A delegation from Cortez, including Superintendent Lori Haukeness, school board President Jack Schuenemeyer and other district officials gave a presentation about the district’s turnaround efforts to the state board on March 9. The 2½-hour hearing took place during the state board’s regular March meeting in Denver and was broadcast online.

“I sincerely thank you for all the hard work that has gone into this,” CDE board Chairwoman Angelika Schroeder told the group.

Outside group to help

The district received the “priority improvement” rating from CDE last October for the sixth year in a row. Priority improvement is the second-lowest in the state department’s five-level rating system.

According to state Senate Bill 163, passed in 2009, districts and schools can spend five consecutive years at the two lowest tiers – “priority improvement” and “turnaround” – before they face consequences and intervention from the state board. The countdown is referred to as the “accountability clock.”

Districts that are out of time must submit a turnaround proposal, which can include options such as district consolidation, school closures and outside consulting.

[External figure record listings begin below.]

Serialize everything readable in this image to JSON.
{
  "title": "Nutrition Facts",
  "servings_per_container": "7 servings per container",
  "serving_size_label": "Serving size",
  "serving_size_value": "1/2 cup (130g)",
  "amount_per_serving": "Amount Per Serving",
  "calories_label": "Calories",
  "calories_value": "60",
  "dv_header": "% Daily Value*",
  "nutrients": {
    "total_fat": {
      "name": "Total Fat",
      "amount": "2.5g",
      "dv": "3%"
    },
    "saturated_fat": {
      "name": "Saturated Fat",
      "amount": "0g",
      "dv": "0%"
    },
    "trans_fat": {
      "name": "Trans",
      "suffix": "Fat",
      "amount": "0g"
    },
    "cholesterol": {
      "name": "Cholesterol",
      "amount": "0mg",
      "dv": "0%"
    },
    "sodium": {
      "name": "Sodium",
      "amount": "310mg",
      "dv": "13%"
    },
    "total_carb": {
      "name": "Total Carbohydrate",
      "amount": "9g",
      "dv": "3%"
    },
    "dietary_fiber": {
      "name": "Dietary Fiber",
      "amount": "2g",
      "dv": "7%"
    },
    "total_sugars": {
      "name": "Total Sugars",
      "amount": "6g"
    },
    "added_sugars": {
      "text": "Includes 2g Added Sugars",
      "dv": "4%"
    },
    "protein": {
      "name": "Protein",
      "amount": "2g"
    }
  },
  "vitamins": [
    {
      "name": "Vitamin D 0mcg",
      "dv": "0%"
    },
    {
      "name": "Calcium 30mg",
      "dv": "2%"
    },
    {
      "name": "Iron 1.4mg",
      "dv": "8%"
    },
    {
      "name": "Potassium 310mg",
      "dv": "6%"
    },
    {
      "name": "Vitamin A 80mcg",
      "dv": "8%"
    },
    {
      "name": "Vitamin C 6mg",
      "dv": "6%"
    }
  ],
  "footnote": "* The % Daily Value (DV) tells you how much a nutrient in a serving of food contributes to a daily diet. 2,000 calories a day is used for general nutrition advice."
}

Cortez district officials have been working with the University of Virginia on a turnaround program for three years and plan to work with the college for two more years. District and CDE officials, as well as state board members, agreed it’s in the best interest for the district to continue working with UVA.

“We are confident the district is on the right track to come off the clock in the next two years,” CDE Commissioner Katy Anthes told the state board.

William Robinson of UVA said the university’s work has focused on creating support systems for teachers so they can have the tools they need to drive student success.

Three or four years ago, those systems did not exist, he said.

Moving forward, UVA will focus on accelerating those support programs to all the buildings in the district, Robinson said. They will also focus on creating deeper partnerships with teachers, as well as recruiting and retaining personnel.

“Our work starts with helping district leaders establish conditions where they can be successful,” Robinson said.

District makes progress

Time is up on the clock for Re-1 on July 1, so the state board must approve a pathways plan by that deadline.

Anthes recommended the outside management pathways track for Re-1 based on staff members’ expertise and site visits she and other state education officials have made to Cortez schools in the past few months.

She said CDE has developed an excellent partnership with the Re-1 district and would continue to support Cortez schools through grants and consulting.

“We have consistently seen urgency toward implementing strategies, and we have seen that turn into student progress,” Anthes said.

She pointed to Kemper Elementary as an example of district progress. The school was rated at the lowest state rating, “turnaround,” for five years, but the school jumped to the highest rating, “performance,” last fall.

The UVA program has focused on Kemper, Mesa and Manaugh, the district’s three in-town elementary schools. Anthes said the progress at those schools is a good start, but district officials must scale-up the work and strategies to other schools.

There is lots of work to be done, Anthes said. “We believe they will get there.”